The current study has several limitations. A sample size of 160 is modest for an analysis of prognostic markers in this patient population. The study was an exploratory and retrospective effort and the results should be confirmed using an independent sample set from patients with AIPC. We are pursuing confirmatory analyses using samples and clinical data from prostate cancer studies performed within the Southwest Oncology Group. Lastly, because of the limited stability of cytokines, our analysis of soluble proteins from frozen plasma samples may not exclude the potential prognostic value of other circulating biomarkers.

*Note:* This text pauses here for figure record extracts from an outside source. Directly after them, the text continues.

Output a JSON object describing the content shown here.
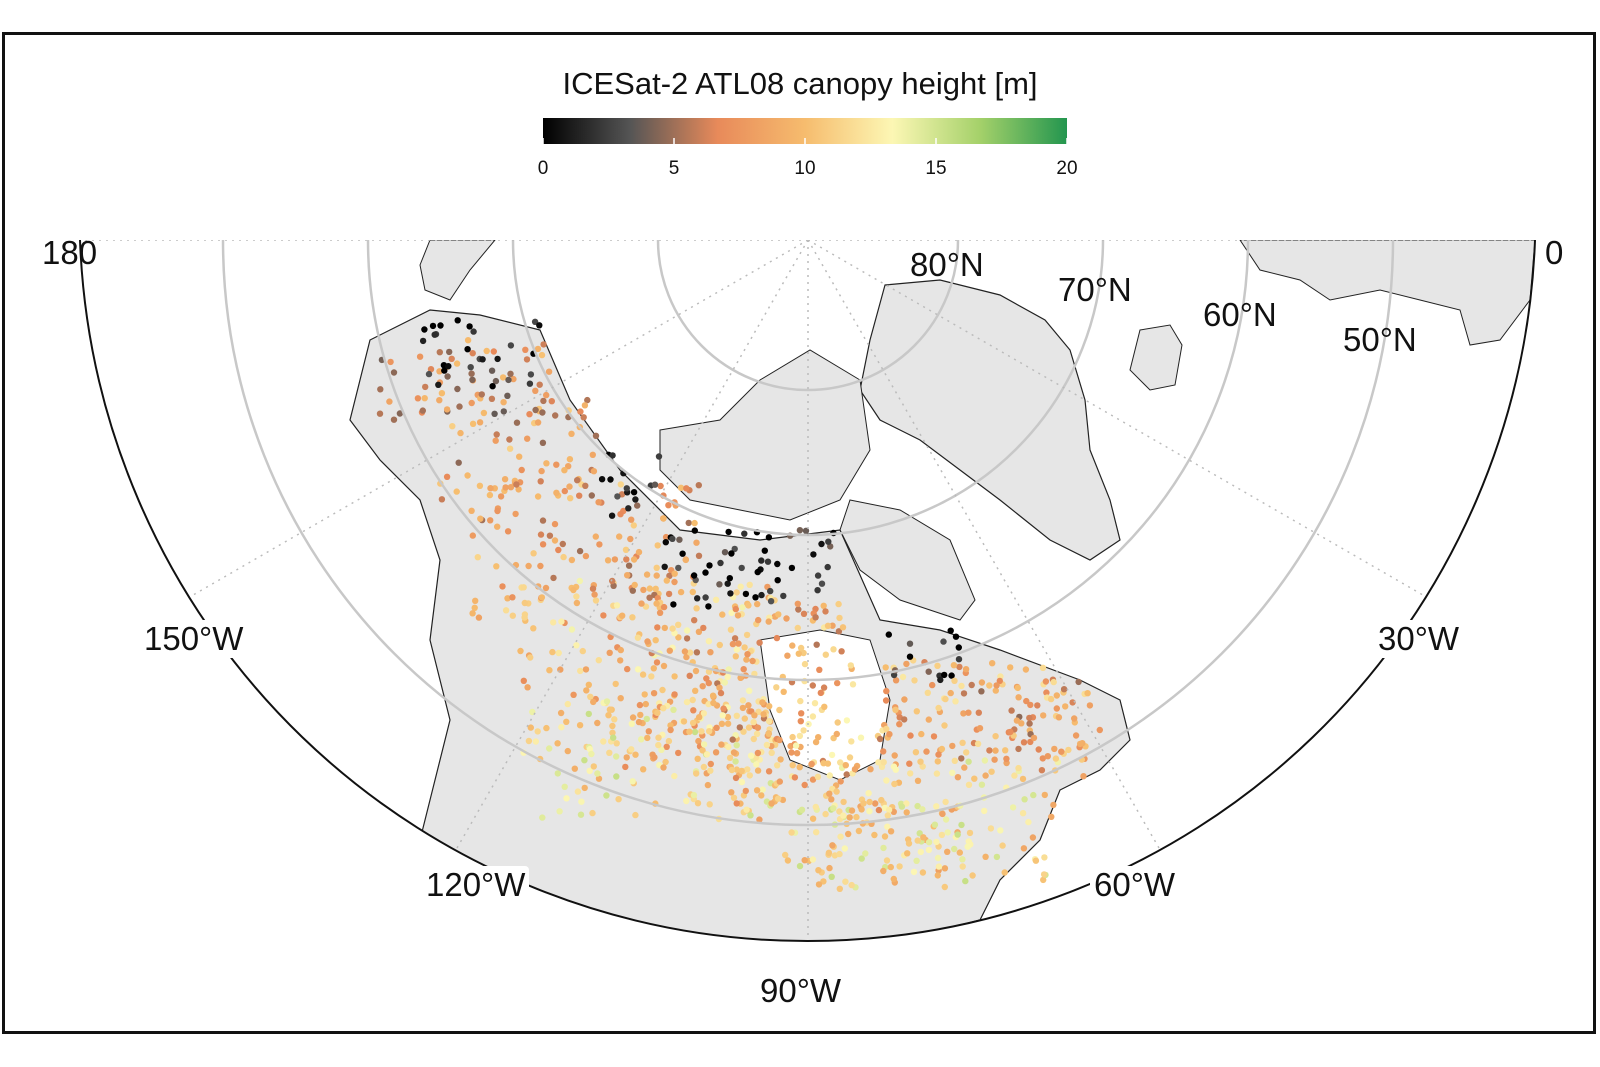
{
  "legend": {
    "title": "ICESat-2 ATL08 canopy height [m]",
    "colormap": [
      "#000000",
      "#555555",
      "#e88a5a",
      "#f6bc6e",
      "#fcf7b4",
      "#a5d16a",
      "#23964f"
    ],
    "ticks": [
      "0",
      "5",
      "10",
      "15",
      "20"
    ],
    "range": [
      0,
      20
    ]
  },
  "map": {
    "projection": "north polar stereographic",
    "land_color": "#e6e6e6",
    "graticule_color": "#c8c8c8",
    "latitude_labels": [
      "80°N",
      "70°N",
      "60°N",
      "50°N"
    ],
    "longitude_labels": {
      "lon_180": "180",
      "lon_0": "0",
      "lon_150w": "150°W",
      "lon_30w": "30°W",
      "lon_120w": "120°W",
      "lon_60w": "60°W",
      "lon_90w": "90°W"
    }
  }
}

If confirmed, CRP could prove to be a useful and readily measurable prognostic marker that could aid in clinical decision-making, patient counseling, and clinical trial design and interpretation. Furthermore, elevated CRP could provide us with vital insight into the fundamental role of inflammation in the progression of advanced prostate cancer. A better understanding of this process could provide us with novel therapeutic interventions for control of this disease and its symptoms.